Inflação

R7 Planalto Crise hídrica pode adicionar um ponto percentual na inflação em 21

Crise hídrica pode adicionar um ponto percentual na inflação em 21

Estudo da RPS Capital mostra que aumento das bandeiras tarifárias podem levar a inflação para acima de 7%, além do teto da meta 

  • R7 Planalto | Mariana Londres, de Brasília

Crise hídrica pode adicionar um ponto percentual na inflação em 2021

Crise hídrica pode adicionar um ponto percentual na inflação em 2021

Adriano Ishibashi/Framephoto/Estadão Conteúdo - 22.06.2021

A crise hídrica que o País enfrenta pode adicionar até um ponto percentual na inflação 2021 e reduzir até 2,1% do PIB, a soma das riquezas produzidas no País. A conclusão é de estudo da RPS Capital, elaborado pelos economistas Gabriel Barros e Gustavo Fabrício. 

O Brasil reduziu a sua dependência na geração hidrelétrica de energia de 90% para 70% nos últimos anos, mas como o patamar ainda é alto, a falta de chuvas acaba tendo um grande impacto no preço da energia, pois um menor volume de água nos rios significa também menor volume de energia hidrelétrica (mais barata) gerada. 

Conforme antecipou o Blog do Nolasco, o governo deve anunciar na próxima semana o reajuste da bandeira vermelha 2, o patamar mais alto aplicado nas contas de luz, em razão da crise hídrica. O Ministério da Economia propôs um aumento de cerca de 50%, que deve prevalecer por mais tempo - em vez de optar por um aumento maior por menos tempo. Assim, o custo da geração de energia deve aumentar de R$ 9,49 para cerca de R$ 14 já a partir de setembro.

De acordo com o estudo da RPS, o aumento das bandeiras tarifárias em 2021 terá um custo estimado de R$ 13 bilhões no ano e deve afetar ainda a inflação do ano que vem. 

"No curto prazo, o cenário hídrico desfavorável tem pressionado a inflação através da elevação das bandeiras tarifárias, cujo custo estimado é de R$13 bilhões somente neste ano. Ainda que o acionamento das térmicas esteja sendo parcialmente custeado este ano, parte do maior custo com a compra de energia afetará ainda a inflação de 2022, por meio do processo de revisão tarifária das distribuidoras. Estimamos que para este ano, a crise hídrica adicione aproximadamente 1 ponto percentual ao IPCA, que deverá encerrar acima de 7%", diz o estudo. 

O centro da meta de inflação para 2021 é de 3,75%. Pelo sistema vigente no país, a meta será considerada cumprida se a inflação ficar entre 2,25% e 5,25%.

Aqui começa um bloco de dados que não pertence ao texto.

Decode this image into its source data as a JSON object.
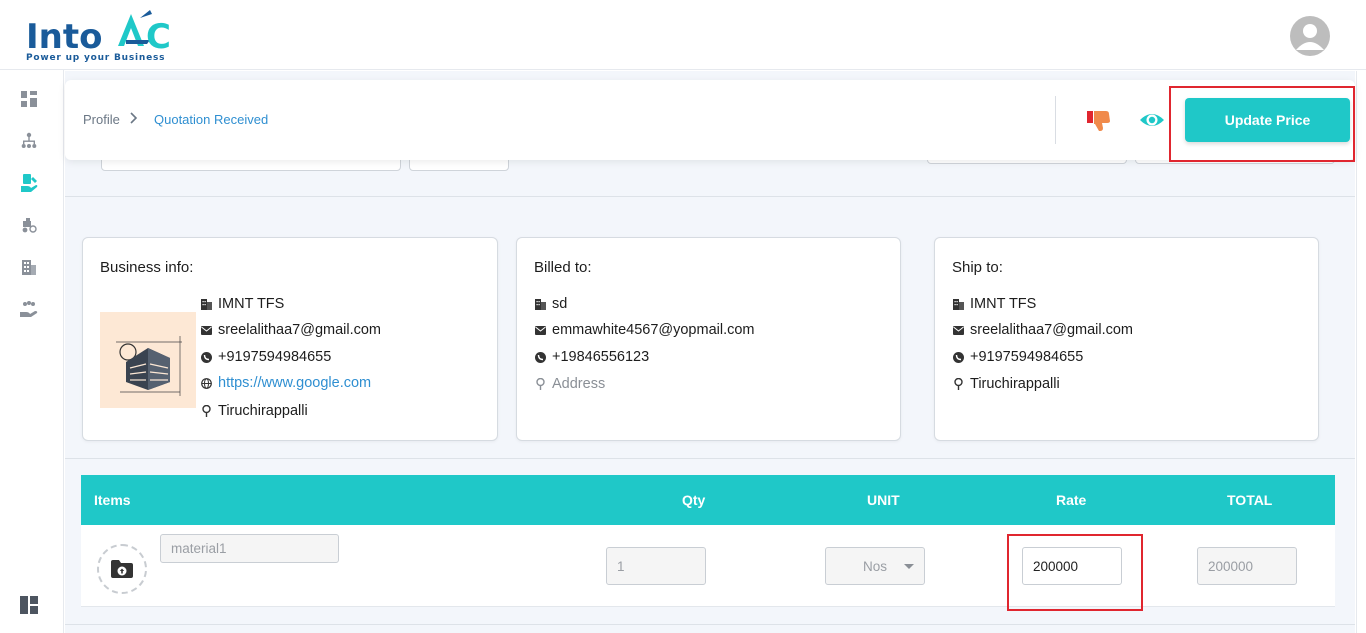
{
  "brand": {
    "logo_text": "IntoAEC",
    "tagline": "Power up your Business",
    "colors": {
      "primary": "#1a5b9a",
      "accent": "#1fc8c8",
      "link": "#2f8fd1",
      "highlight": "#e0262f"
    }
  },
  "sidebar": {
    "items": [
      {
        "name": "dashboard",
        "icon": "dashboard-grid-icon"
      },
      {
        "name": "hierarchy",
        "icon": "org-chart-icon"
      },
      {
        "name": "quotations",
        "icon": "hand-document-icon",
        "active": true
      },
      {
        "name": "vehicles",
        "icon": "vehicle-icon"
      },
      {
        "name": "buildings",
        "icon": "building-icon"
      },
      {
        "name": "users",
        "icon": "group-hand-icon"
      }
    ],
    "bottom_icon": "layout-panel-icon"
  },
  "breadcrumb": {
    "profile": "Profile",
    "separator": ">",
    "current": "Quotation Received"
  },
  "actions": {
    "dislike_icon": "thumbs-down-icon",
    "view_icon": "eye-icon",
    "update_label": "Update Price"
  },
  "business_info": {
    "title": "Business info:",
    "name": "IMNT TFS",
    "email": "sreelalithaa7@gmail.com",
    "phone": "+9197594984655",
    "website": "https://www.google.com",
    "location": "Tiruchirappalli"
  },
  "billed_to": {
    "title": "Billed to:",
    "name": "sd",
    "email": "emmawhite4567@yopmail.com",
    "phone": "+19846556123",
    "address": "Address"
  },
  "ship_to": {
    "title": "Ship to:",
    "name": "IMNT TFS",
    "email": "sreelalithaa7@gmail.com",
    "phone": "+9197594984655",
    "location": "Tiruchirappalli"
  },
  "items_table": {
    "headers": {
      "items": "Items",
      "qty": "Qty",
      "unit": "UNIT",
      "rate": "Rate",
      "total": "TOTAL"
    },
    "rows": [
      {
        "material": "material1",
        "qty": "1",
        "unit": "Nos",
        "rate": "200000",
        "total": "200000"
      }
    ]
  }
}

Além da falta de chuvas, que deixou a “caixa d’ água” do País (as regiões Sudeste e Centro-Oeste) com reservatórios no menor nível em 91 anos, há outros fatores que pressionam a inflação para cima, no que os econonistas Gabriel Barros e Gustavo Fabrício chamam de "tempestade perfeita" na inflação.

Esses fatores são: os choques de oferta na cadeia de suprimento de bens industriais, a elevação do custo global do frete, a inflação de alimentos, na esteira da valorização das commodities e depreciação do câmbio (R$/US$) e o efeito das geadas na quebra de safra de culturas importantes como milho, trigo e café. 

O estudo aponta ainda que a situação para 2022 depende do volume de chuvas no período úmido do País, entre outubro a abril, que se ficar abaixo da média pode deteriorar a situação.

PIB

Existe uma correlação entre demanda de energia e crescimento do PIB, quando o País cresce mais, o consumo de energia é maior e também é preciso ter energia para que o país possa produzir e crescer. De acordo com a RPS, em um cenário pessimista de crise hídrica, a perda de potencial de crescimento econômico pode chegar a 2,1% (redução compulsória de carga de 15%). No cenário otimista, a perda é de 0,7% (redução de carga de 5%). No cenário base, a perda de potencial é de 1,4% (redução de carga de 10%).